Sitting next to me was a young woman in what seemed to be the exact same predicament, slightly buzzed and not ready to go home alone. But she jumped into action. Standing in front of us was a decent looking guy holding a playbill.

After what I assume was a coy game of eye contact and the exchange of smiles, she innocently  asks “How was the Opera?” while tossing her hair and saying wanna fuck? with her eyes.

I was just as shocked as our young guy.

Quick, remember what you saw tonight.”Oh, it was pretty good. Not the best I’ve seen, but pretty good”

“You see a lot of Opera?” She was clearly testing him. And everyone on the train knew it. One, to see if he was gay and two to see if he was actually into art, or merely holding a playbill to pick up chicks.

“Yeah, I try to go every season. I’ve only seen four this season.”

“Wow. What have you seen?” And the conversation carried on like this for an annoying amount of time because it was clear that neither one of them knew anything about Opera and were actually just sizing each up, wondering what the other person looked like without their clothes on while still trying to prove that they were educated and had opinions.

Until our prissy friend says, “That’s so great that you take advantage of what this city has to offer.”

“Thank you.” He said, thinking  I’m so in! “Yeah, I try.” 

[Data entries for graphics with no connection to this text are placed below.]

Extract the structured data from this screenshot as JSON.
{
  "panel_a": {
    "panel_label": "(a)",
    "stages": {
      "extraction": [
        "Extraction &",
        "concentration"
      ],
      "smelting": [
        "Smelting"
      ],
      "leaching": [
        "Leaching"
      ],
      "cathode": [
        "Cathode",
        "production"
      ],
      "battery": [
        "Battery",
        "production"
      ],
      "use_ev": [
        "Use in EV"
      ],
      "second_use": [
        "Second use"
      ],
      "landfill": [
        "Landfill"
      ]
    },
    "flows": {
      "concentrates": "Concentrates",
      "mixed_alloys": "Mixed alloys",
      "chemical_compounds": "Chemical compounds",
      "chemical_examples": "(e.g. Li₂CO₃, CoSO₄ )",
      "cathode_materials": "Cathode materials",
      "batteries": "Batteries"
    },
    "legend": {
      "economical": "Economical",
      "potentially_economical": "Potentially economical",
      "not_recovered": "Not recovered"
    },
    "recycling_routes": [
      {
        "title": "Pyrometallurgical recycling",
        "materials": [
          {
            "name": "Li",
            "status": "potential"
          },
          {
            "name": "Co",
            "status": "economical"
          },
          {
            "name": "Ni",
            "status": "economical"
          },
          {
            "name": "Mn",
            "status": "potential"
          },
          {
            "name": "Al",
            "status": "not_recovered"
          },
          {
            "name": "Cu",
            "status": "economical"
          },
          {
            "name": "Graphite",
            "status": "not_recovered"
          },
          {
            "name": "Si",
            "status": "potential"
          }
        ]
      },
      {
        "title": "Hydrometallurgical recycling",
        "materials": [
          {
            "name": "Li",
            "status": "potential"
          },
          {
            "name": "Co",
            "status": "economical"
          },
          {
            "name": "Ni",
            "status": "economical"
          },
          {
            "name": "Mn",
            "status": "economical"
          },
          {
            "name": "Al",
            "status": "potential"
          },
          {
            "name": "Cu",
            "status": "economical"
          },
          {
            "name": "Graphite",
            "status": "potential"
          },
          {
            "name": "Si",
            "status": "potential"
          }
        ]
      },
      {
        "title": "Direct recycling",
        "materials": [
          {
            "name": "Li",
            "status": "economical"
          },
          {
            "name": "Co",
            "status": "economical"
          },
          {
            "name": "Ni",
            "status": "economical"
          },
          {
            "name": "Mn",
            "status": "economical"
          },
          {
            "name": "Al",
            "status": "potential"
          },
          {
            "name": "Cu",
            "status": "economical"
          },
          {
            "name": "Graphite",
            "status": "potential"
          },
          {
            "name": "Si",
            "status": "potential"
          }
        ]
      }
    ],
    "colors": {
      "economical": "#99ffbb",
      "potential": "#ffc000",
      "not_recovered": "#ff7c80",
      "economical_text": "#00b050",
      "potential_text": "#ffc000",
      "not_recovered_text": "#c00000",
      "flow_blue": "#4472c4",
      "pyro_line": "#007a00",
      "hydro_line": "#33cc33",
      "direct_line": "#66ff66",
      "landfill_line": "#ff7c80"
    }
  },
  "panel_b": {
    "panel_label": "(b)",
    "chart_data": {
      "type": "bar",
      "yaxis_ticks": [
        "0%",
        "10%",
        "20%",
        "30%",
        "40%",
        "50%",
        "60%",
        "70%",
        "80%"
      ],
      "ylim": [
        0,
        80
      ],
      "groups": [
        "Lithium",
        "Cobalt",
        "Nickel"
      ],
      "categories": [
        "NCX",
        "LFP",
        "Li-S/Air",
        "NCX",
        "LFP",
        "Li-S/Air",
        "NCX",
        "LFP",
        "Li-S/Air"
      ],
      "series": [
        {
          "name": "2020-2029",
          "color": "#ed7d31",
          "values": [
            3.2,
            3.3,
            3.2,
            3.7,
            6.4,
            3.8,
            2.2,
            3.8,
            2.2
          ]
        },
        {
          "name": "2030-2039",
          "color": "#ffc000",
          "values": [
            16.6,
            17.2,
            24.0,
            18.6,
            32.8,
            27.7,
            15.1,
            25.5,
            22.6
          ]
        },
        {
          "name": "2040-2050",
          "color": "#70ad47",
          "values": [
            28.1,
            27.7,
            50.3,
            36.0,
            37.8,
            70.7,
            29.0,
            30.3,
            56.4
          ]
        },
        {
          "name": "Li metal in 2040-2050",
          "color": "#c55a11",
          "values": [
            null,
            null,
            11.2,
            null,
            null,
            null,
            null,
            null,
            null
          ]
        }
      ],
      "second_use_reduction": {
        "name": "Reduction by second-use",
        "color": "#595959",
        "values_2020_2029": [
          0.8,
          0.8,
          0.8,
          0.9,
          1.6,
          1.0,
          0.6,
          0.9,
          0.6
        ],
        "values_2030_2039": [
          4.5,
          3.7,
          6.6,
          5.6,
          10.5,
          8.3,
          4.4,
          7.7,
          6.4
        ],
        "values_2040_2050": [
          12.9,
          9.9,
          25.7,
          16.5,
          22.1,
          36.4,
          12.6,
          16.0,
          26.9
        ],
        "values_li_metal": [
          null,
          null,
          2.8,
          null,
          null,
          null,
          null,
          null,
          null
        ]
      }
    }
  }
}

And then the conversation moved seamlessly into “Where do you live, where are you from, what do you do?” Which translates to “Are we compatible” in the female mating dance. Which at this point was irrelevant because the girl had already decided she was going to have sex with him. He was an actor/musician, she was psyche major at Columbia. So, they were both nuts. I couldn’t have made this up if I tried. She then finds an excuse to stand-up and continue their conversation with their bodies pressed against one another. A bold move. I miss the majority of the end of this conversation, but assume it was filled with the same empty chatter as the beginning. But I look up from my book at 116th street and they are getting off the train together at her stop.

And just like that, two lonely people find each other. For sex. How romantic.

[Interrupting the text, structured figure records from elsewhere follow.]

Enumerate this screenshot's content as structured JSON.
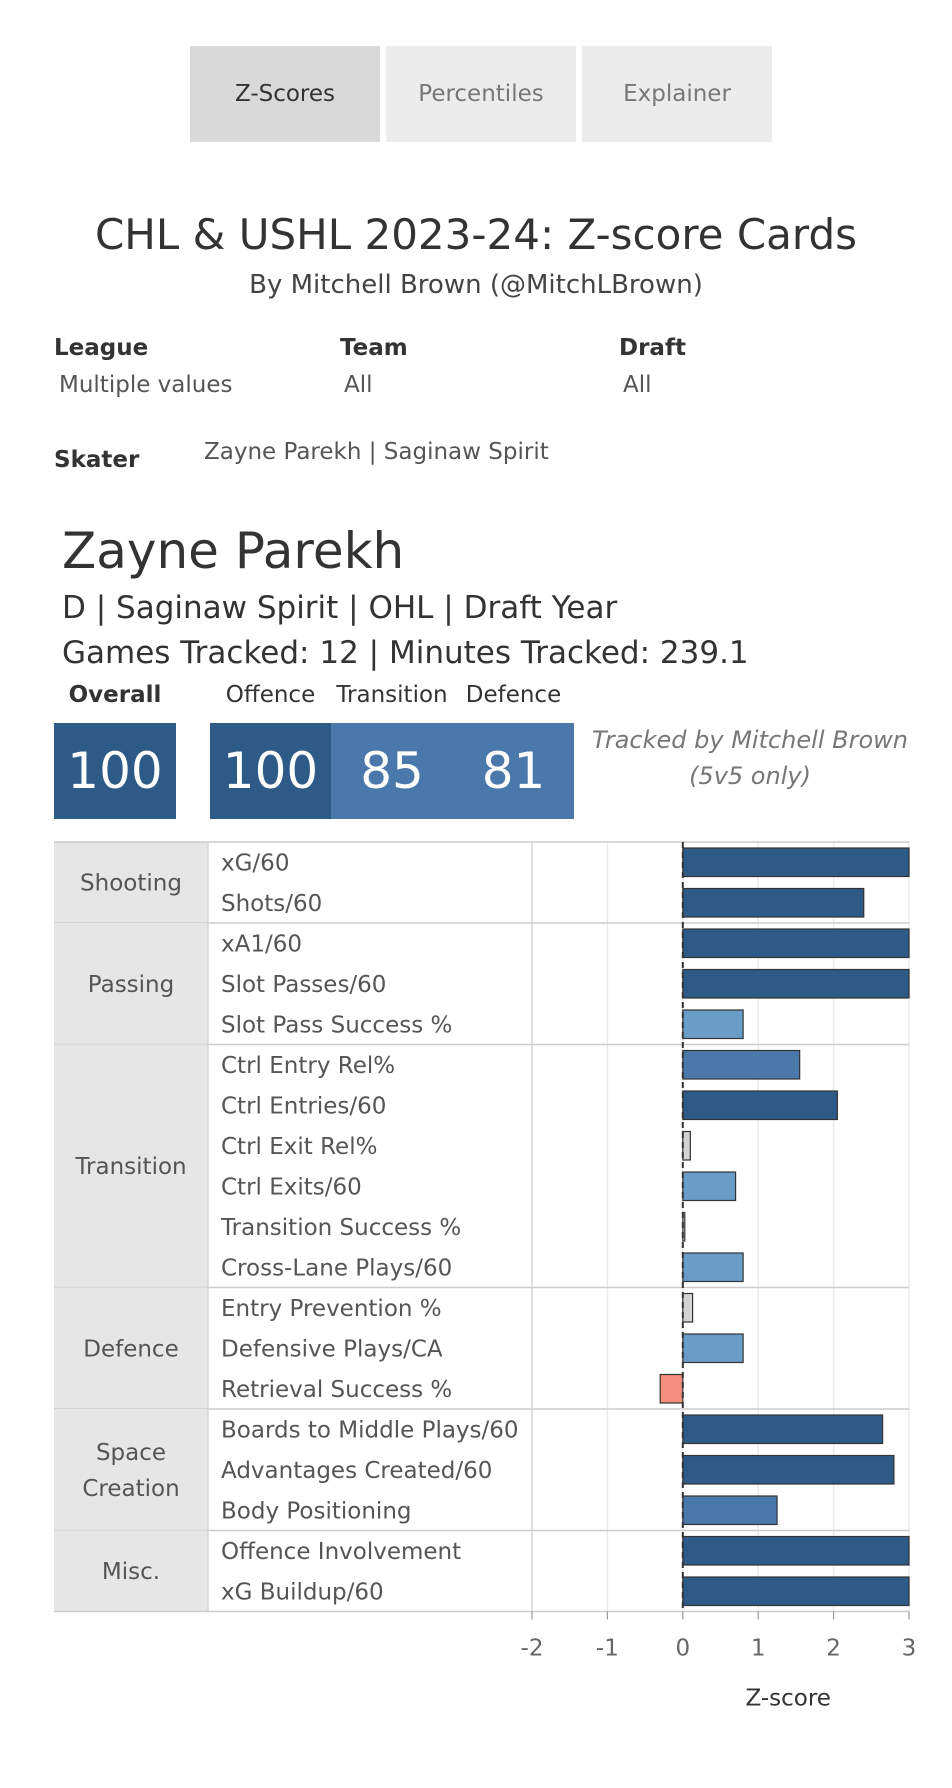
{
  "tabs": [
    {
      "label": "Z-Scores",
      "active": true
    },
    {
      "label": "Percentiles",
      "active": false
    },
    {
      "label": "Explainer",
      "active": false
    }
  ],
  "header": {
    "title": "CHL & USHL 2023-24: Z-score Cards",
    "subtitle": "By Mitchell Brown (@MitchLBrown)"
  },
  "filters": {
    "league": {
      "label": "League",
      "value": "Multiple values"
    },
    "team": {
      "label": "Team",
      "value": "All"
    },
    "draft": {
      "label": "Draft",
      "value": "All"
    },
    "skater": {
      "label": "Skater",
      "value": "Zayne Parekh | Saginaw Spirit"
    }
  },
  "player": {
    "name": "Zayne Parekh",
    "info": "D | Saginaw Spirit | OHL | Draft Year",
    "tracked": "Games Tracked: 12 | Minutes Tracked: 239.1"
  },
  "scores": {
    "overall": {
      "label": "Overall",
      "value": "100"
    },
    "offence": {
      "label": "Offence",
      "value": "100"
    },
    "transition": {
      "label": "Transition",
      "value": "85"
    },
    "defence": {
      "label": "Defence",
      "value": "81"
    }
  },
  "note": {
    "line1": "Tracked by Mitchell Brown",
    "line2": "(5v5 only)"
  },
  "colors": {
    "dark_blue": "#2e5a88",
    "mid_blue": "#4a78aa",
    "light_blue": "#6a9cc8",
    "grey": "#d3d3d3",
    "red": "#f28e7b",
    "category_bg": "#e6e6e6"
  },
  "chart_data": {
    "type": "bar",
    "orientation": "horizontal",
    "xlabel": "Z-score",
    "xlim": [
      -2,
      3
    ],
    "xticks": [
      "-2",
      "-1",
      "0",
      "1",
      "2",
      "3"
    ],
    "groups": [
      {
        "name": "Shooting",
        "metrics": [
          {
            "label": "xG/60",
            "value": 3.0,
            "color": "#2e5a88"
          },
          {
            "label": "Shots/60",
            "value": 2.4,
            "color": "#2e5a88"
          }
        ]
      },
      {
        "name": "Passing",
        "metrics": [
          {
            "label": "xA1/60",
            "value": 3.0,
            "color": "#2e5a88"
          },
          {
            "label": "Slot Passes/60",
            "value": 3.0,
            "color": "#2e5a88"
          },
          {
            "label": "Slot Pass Success %",
            "value": 0.8,
            "color": "#6a9cc8"
          }
        ]
      },
      {
        "name": "Transition",
        "metrics": [
          {
            "label": "Ctrl Entry Rel%",
            "value": 1.55,
            "color": "#4a78aa"
          },
          {
            "label": "Ctrl Entries/60",
            "value": 2.05,
            "color": "#2e5a88"
          },
          {
            "label": "Ctrl Exit Rel%",
            "value": 0.1,
            "color": "#d3d3d3"
          },
          {
            "label": "Ctrl Exits/60",
            "value": 0.7,
            "color": "#6a9cc8"
          },
          {
            "label": "Transition Success %",
            "value": 0.02,
            "color": "#d3d3d3"
          },
          {
            "label": "Cross-Lane Plays/60",
            "value": 0.8,
            "color": "#6a9cc8"
          }
        ]
      },
      {
        "name": "Defence",
        "metrics": [
          {
            "label": "Entry Prevention %",
            "value": 0.13,
            "color": "#d3d3d3"
          },
          {
            "label": "Defensive Plays/CA",
            "value": 0.8,
            "color": "#6a9cc8"
          },
          {
            "label": "Retrieval Success %",
            "value": -0.3,
            "color": "#f28e7b"
          }
        ]
      },
      {
        "name": "Space Creation",
        "metrics": [
          {
            "label": "Boards to Middle Plays/60",
            "value": 2.65,
            "color": "#2e5a88"
          },
          {
            "label": "Advantages Created/60",
            "value": 2.8,
            "color": "#2e5a88"
          },
          {
            "label": "Body Positioning",
            "value": 1.25,
            "color": "#4a78aa"
          }
        ]
      },
      {
        "name": "Misc.",
        "metrics": [
          {
            "label": "Offence Involvement",
            "value": 3.0,
            "color": "#2e5a88"
          },
          {
            "label": "xG Buildup/60",
            "value": 3.0,
            "color": "#2e5a88"
          }
        ]
      }
    ]
  }
}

I was a little shocked that it didn’t just end with a number exchange, but it was Fuck me Friday after all. I guess the point of this story is that the guy didn’t see what hit him. He was minding his own business until a pretty burnet flashed her sweet smile at him and he was toast. And every woman has that kind of power. I guess when a cute young conservative girl looks at you with fuck me eyes gentle men, you take her home.  And fuck her.

 My new biggest fear is that this celibate path will make me buckle one lonely night after a couple glasses of wine and take home some out of work actor I meet on the train who is only kinda cute and only pretends to know something about Opera. But if and when that does happen, you’ll be the first to know.